Fuel bills represent one third of the total cost of ownership of a van, making fuel an important business cost. At the same time, vans are one of the fastest growing sources of CO2 emitted from transport, increasing by 26% between 1995 and 2010; in 2014 vans accounted for 9% of road transport emissions in the EU (28 member states).

To improve fuel efficiency and counter rising emissions, new vans should be required to reduce their emissions by at least 40% between 2021 and 2030, together with a binding 2025 target of 20% to bring forward investment in new technologies and help member states achieve their climate goals by 2030.

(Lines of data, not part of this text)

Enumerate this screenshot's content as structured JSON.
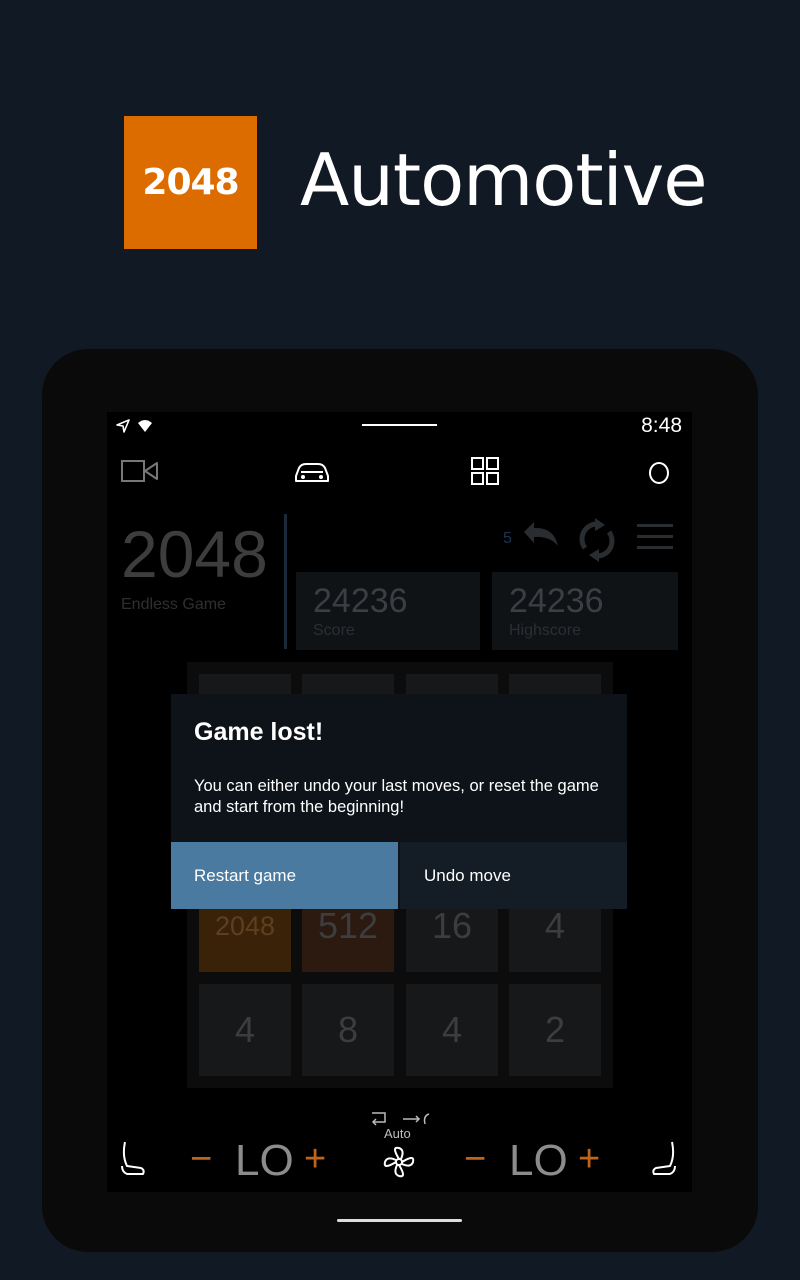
{
  "promo": {
    "logo_text": "2048",
    "headline": "Automotive"
  },
  "status_bar": {
    "time": "8:48"
  },
  "top_nav": {
    "icons": [
      "video-icon",
      "car-icon",
      "apps-grid-icon",
      "assistant-circle-icon"
    ]
  },
  "game": {
    "title": "2048",
    "mode": "Endless Game",
    "undo_count": "5",
    "score": {
      "value": "24236",
      "label": "Score"
    },
    "highscore": {
      "value": "24236",
      "label": "Highscore"
    }
  },
  "board": {
    "visible_rows": [
      [
        "2048",
        "512",
        "16",
        "4"
      ],
      [
        "4",
        "8",
        "4",
        "2"
      ]
    ],
    "colors": {
      "tile_2048": "#3a2208",
      "tile_512": "#2c1a10",
      "tile_default": "#161819"
    }
  },
  "dialog": {
    "title": "Game lost!",
    "message": "You can either undo your last moves, or reset the game and start from the beginning!",
    "restart_label": "Restart game",
    "undo_label": "Undo move"
  },
  "climate": {
    "left_minus": "−",
    "left_temp": "LO",
    "left_plus": "+",
    "auto_label": "Auto",
    "right_minus": "−",
    "right_temp": "LO",
    "right_plus": "+"
  },
  "colors": {
    "background": "#111a24",
    "logo": "#dc6c00",
    "accent_button": "#4a7aa0",
    "climate_accent": "#c0641c"
  }
}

CO2 standards for new vans in Europe are 147g CO2/km by 2021, which is much weaker than the CO2 targets for new cars. Were van manufacturers required to achieve equivalent emissions reductions the target would have to be tightened to at least 118g/km. As a result of lax emission standards, coupled with growing numbers of vans, their CO2 emissions continue to grow.

What’s happening?

In 2014 the EU set legally binding targets for new vans to emit on average no more than 175g CO2/km in 2017 and 147g CO2/km in 2021.

T&E thinks this target denies van owners much improved fuel efficiency and lower fuel bills. To know more about the existing vans CO2 targets and how European decision-makers should have been more ambitious, read T&E’s original briefings: short version and long version.

Together with proposals on cars, the Commission proposed new CO2 van targets for 2025 and 2030 in November 2017. This will be followed by the final agreement of the European Parliament and Council of Ministers in 2018.